Andrew: As the economies continue to recover from this downturn, and they will continue to recover. Maybe with some ups and downs as we get the second wave lockdowns and so on. But it will recover. As that does, and we've had all this money put into the system. Does that start to come through to goods and services? And it's easy to see a scenario where that does, and we're already seeing some commodity price inflation, which is surprising given where economic activity is and so on. The other possibility though is that, all of this government debt that's been created. Governments they pay debt back a couple of ways: They tax us now, or they tax us in the future. And you can get the situation that you face somewhere like Japan, where that really creates a long term deflationary scenario.
And what really is happening there is the response of the rest of the economies to pull back on their consumption and investment. Because I know the government's going to be coming for them eventually. You can get all these different scenarios. And on interest rates, even with inflation going up, the Fed can control rates, probably. Hold them down, but then you'll really get a weak US dollar. So, they'll have to make a choice. One or the other. And so I think there's a variety of possibilities out there that one has to be thinking about. But at the moment, given the absolute mantra of keeping rates low, we think you'll probably get a bit more inflation. Lower real rates, even negative real interest rates as we clearly already have, and a weaker US dollar in the case of the US.
Douglas: So with the whole pandemic, we've commented a lot on the medical side of things. Other than higher taxes in the future, which you've alluded to, what do you think COVID will end up changing forever? If we look at 2025, how does it look compared to how it might've looked without this pandemic?

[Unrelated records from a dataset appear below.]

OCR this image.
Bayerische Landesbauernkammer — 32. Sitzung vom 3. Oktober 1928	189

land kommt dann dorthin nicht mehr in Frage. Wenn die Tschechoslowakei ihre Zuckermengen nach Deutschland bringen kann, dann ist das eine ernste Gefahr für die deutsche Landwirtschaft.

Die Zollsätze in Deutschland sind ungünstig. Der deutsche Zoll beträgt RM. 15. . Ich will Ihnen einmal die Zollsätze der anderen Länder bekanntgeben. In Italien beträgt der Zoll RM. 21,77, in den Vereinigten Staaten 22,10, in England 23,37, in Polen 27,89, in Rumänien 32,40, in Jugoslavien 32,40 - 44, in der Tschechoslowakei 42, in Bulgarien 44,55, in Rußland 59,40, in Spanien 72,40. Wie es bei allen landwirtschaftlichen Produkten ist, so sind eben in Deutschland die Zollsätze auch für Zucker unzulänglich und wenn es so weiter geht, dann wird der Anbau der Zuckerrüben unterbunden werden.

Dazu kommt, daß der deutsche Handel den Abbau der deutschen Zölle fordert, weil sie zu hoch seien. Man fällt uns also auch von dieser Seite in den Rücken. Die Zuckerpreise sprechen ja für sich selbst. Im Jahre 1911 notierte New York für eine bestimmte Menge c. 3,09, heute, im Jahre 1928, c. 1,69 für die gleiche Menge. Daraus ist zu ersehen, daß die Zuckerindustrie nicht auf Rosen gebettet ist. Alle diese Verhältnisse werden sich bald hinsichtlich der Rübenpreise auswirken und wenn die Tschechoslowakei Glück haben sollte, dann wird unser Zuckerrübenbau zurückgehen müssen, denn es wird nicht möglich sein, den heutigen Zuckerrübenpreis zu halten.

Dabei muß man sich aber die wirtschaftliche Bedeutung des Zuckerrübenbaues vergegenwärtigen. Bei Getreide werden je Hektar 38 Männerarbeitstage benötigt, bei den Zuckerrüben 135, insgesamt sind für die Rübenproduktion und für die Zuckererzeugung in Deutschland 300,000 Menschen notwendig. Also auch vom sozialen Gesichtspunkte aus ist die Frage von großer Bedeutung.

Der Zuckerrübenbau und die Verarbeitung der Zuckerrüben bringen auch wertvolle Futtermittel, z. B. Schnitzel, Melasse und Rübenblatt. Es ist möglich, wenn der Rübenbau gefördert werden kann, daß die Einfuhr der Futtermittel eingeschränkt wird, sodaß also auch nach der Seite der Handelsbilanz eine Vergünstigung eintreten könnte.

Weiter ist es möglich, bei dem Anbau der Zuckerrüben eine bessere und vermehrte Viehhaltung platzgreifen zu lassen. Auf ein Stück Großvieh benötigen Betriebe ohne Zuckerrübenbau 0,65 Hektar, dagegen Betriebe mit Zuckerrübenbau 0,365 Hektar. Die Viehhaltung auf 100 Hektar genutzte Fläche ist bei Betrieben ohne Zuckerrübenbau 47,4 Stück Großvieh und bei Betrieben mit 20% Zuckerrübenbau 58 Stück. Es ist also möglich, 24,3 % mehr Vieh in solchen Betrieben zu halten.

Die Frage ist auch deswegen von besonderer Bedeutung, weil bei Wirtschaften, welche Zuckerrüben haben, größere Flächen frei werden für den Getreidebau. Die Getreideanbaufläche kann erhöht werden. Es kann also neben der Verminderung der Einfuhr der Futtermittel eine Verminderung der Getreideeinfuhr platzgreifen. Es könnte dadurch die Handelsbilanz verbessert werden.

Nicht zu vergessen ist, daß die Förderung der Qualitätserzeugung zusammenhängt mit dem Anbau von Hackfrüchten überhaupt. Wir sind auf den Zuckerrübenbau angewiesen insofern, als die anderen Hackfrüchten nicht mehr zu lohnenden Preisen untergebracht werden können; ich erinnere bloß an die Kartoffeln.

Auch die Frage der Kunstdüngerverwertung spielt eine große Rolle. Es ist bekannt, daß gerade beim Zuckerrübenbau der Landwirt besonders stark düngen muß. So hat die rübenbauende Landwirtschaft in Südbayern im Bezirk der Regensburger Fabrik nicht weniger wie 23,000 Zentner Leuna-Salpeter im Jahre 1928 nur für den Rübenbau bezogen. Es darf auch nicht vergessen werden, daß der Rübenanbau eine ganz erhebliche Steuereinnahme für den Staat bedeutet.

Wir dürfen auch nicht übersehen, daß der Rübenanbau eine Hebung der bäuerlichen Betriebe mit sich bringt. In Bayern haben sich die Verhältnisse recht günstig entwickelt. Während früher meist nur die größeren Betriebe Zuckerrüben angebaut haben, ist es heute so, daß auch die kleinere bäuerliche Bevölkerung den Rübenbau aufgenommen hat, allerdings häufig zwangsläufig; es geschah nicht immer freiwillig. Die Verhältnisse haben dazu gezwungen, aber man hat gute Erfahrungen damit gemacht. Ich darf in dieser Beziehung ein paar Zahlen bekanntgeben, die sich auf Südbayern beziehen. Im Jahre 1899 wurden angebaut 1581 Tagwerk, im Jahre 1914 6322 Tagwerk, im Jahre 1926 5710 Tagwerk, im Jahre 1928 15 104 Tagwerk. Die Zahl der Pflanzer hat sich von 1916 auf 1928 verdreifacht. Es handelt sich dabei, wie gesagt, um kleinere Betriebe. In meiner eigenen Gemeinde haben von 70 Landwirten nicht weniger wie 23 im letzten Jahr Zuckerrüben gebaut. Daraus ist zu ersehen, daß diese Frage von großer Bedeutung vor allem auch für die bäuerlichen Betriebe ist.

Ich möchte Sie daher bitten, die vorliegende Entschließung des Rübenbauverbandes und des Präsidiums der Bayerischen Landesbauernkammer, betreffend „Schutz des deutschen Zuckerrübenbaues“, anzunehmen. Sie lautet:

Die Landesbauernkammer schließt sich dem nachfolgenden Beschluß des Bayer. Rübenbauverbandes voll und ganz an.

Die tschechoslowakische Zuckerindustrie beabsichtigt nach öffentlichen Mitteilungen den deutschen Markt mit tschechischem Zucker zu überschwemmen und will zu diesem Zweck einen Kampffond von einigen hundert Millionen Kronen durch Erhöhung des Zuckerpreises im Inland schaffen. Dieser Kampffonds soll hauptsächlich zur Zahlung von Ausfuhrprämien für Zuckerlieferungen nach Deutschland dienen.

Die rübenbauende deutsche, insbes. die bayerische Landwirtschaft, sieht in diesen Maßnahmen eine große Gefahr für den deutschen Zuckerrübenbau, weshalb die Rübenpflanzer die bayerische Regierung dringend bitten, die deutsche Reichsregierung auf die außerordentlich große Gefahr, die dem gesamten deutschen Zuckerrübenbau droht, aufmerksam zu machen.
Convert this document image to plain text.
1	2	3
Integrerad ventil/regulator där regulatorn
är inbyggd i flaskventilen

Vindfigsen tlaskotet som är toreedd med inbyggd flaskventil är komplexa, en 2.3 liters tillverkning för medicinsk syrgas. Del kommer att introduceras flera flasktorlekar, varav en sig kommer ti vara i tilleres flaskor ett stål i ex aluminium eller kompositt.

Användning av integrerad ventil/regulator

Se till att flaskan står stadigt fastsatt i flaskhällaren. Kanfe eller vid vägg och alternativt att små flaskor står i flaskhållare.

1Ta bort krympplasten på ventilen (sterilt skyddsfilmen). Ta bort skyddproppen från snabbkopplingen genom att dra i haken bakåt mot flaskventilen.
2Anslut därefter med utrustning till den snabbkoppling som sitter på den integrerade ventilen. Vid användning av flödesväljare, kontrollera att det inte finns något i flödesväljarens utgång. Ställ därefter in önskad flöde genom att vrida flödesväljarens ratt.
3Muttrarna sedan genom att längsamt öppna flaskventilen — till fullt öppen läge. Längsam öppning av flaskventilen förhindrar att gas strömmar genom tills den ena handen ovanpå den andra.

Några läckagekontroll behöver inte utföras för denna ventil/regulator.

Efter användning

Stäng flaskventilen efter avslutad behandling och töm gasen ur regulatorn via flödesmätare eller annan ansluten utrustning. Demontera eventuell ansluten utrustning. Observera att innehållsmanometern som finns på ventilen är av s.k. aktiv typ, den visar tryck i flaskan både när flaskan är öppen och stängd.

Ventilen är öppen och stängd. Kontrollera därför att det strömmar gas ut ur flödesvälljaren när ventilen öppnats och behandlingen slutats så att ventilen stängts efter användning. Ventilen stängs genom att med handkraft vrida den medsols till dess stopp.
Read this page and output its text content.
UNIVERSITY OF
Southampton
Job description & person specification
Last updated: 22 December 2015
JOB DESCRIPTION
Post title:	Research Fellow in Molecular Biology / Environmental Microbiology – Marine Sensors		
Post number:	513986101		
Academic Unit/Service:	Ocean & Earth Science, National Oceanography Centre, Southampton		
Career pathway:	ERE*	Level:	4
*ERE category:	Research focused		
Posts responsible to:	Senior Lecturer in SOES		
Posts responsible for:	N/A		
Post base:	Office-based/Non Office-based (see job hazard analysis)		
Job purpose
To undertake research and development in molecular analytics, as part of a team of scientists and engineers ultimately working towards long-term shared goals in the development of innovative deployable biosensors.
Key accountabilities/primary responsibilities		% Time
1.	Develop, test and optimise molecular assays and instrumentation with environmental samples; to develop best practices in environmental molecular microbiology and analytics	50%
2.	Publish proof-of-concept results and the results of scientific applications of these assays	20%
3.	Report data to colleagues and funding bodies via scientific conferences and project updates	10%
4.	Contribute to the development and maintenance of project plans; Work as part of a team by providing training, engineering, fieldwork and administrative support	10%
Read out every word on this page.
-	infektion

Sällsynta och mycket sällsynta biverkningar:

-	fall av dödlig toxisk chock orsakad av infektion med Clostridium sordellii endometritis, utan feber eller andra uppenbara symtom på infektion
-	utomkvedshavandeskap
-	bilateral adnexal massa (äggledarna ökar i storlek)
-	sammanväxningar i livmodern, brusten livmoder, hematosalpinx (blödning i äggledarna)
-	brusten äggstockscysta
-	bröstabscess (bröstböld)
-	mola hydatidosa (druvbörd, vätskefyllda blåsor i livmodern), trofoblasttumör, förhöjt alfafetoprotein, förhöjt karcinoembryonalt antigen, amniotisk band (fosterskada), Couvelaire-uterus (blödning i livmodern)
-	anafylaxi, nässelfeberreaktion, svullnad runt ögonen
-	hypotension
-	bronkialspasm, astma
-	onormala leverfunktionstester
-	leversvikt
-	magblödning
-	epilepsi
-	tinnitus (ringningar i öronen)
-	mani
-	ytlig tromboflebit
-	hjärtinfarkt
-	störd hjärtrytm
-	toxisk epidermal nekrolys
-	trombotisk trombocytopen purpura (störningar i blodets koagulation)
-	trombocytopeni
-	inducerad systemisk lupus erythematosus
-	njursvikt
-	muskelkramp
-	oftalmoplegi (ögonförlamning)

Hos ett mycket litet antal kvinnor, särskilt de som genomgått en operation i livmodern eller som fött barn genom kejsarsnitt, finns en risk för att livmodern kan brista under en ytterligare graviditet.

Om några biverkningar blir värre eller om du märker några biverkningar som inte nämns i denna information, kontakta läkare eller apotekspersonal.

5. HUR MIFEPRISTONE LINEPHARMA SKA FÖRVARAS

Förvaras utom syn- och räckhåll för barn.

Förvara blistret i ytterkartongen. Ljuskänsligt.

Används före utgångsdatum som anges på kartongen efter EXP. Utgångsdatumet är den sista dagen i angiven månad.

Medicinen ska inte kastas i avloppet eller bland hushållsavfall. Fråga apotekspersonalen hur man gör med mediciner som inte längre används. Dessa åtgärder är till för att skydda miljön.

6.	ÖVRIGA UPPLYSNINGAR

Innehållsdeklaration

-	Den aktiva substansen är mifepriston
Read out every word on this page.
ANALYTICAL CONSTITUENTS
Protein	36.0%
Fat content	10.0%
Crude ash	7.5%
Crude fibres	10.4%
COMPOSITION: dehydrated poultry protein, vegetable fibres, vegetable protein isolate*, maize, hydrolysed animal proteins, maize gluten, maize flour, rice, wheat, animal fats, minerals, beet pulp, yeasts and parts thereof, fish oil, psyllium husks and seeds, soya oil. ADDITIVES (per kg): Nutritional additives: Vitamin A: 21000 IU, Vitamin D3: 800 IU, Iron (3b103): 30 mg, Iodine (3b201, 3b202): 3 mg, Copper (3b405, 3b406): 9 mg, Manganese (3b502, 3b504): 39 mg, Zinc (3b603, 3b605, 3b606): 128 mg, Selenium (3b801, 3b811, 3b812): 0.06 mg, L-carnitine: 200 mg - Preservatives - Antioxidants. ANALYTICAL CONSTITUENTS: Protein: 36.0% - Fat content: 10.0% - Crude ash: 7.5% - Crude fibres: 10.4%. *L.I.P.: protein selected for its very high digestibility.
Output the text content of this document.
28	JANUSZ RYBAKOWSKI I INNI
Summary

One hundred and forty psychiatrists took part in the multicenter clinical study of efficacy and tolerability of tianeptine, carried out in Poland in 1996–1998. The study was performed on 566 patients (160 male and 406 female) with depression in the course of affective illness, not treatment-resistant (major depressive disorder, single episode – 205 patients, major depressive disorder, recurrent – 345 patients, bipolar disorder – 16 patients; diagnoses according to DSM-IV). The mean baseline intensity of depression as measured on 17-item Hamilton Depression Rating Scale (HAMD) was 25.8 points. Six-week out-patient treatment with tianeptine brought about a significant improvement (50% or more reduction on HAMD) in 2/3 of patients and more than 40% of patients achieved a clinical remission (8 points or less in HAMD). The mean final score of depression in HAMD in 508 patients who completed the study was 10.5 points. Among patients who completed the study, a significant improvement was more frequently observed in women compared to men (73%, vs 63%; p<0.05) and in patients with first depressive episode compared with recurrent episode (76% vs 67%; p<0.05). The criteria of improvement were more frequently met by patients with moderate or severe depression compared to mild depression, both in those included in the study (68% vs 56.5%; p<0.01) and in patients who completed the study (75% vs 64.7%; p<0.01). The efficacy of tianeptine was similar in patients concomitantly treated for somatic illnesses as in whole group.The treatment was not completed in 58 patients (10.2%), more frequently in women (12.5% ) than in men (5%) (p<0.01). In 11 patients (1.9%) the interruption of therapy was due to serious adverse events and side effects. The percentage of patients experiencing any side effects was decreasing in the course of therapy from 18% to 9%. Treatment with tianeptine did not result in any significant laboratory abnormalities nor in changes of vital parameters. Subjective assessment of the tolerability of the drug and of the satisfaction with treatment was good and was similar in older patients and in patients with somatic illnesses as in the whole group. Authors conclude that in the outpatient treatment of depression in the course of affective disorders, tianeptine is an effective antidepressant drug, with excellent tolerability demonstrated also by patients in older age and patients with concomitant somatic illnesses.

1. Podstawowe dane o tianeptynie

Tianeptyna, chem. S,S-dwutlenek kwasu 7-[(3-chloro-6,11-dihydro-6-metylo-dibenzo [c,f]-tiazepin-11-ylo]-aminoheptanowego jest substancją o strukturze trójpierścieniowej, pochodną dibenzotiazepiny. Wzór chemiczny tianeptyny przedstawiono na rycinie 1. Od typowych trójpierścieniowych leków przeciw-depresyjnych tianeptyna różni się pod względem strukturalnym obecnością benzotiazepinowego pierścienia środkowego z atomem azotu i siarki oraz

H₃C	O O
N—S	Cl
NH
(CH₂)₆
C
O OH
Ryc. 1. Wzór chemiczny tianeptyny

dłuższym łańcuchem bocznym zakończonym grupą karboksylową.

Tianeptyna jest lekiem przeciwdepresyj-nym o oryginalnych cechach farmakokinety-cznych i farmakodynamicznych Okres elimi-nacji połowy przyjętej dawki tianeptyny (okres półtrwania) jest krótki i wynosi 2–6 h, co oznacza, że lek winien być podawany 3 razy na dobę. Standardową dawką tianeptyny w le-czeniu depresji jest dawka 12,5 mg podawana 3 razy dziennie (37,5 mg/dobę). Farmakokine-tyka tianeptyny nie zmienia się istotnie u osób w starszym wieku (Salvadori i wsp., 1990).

Andrew: Undoubtedly, companies have proven that you can work from home. We've had to. And I think there's some great upside from working for home in terms of productivity. There's probably lost things in terms of connectivity and cohesion in teams. So, we're going to get more work from home.
If someone works from home one day a week, rather than going to the office, Think of what that does to the demand for office space. For retail space in a CBD. You just take it down 20%, that's a huge fall. So we've got some interesting things happening there. But what could be more disturbing is that if you can work from home, then maybe employees are going to say, "Well, why not work from Mumbai rather than Dee Why?"
And that's an interesting problem that we might face as companies go “Well, actually, all these roles can be put offshore.”
People think travel's not going to come back. We think travel is basically part of the human DNA. People love travelling. It's a growth industry. The human race did not spread itself across the entire globe because they were afraid of travel. People will travel again for leisure. Perhaps businesses will be a bit reluctant to spend money on it. But the day a salesman loses a deal because he tried to sign up over Zoom, I think you'll find there'll be a huge amount of business travel coming back as well. But budgets will probably keep that in tow.
I think travel will come back, especially once we have a vaccine. And to just throw in the other thing that everyone's obviously very excited, has been the big pickup in e-commerce. And what I'd say though, is if you take something like Netflix. Huge increase and spike in subscribers. And here's the interesting thing. I doubt at 2025 they'll have more subscribers than they would have had if it weren't for COVID.
It's brought it forward. It's probably brought business models to profits earlier. But actually, that's probably just on the same path that was in many respects.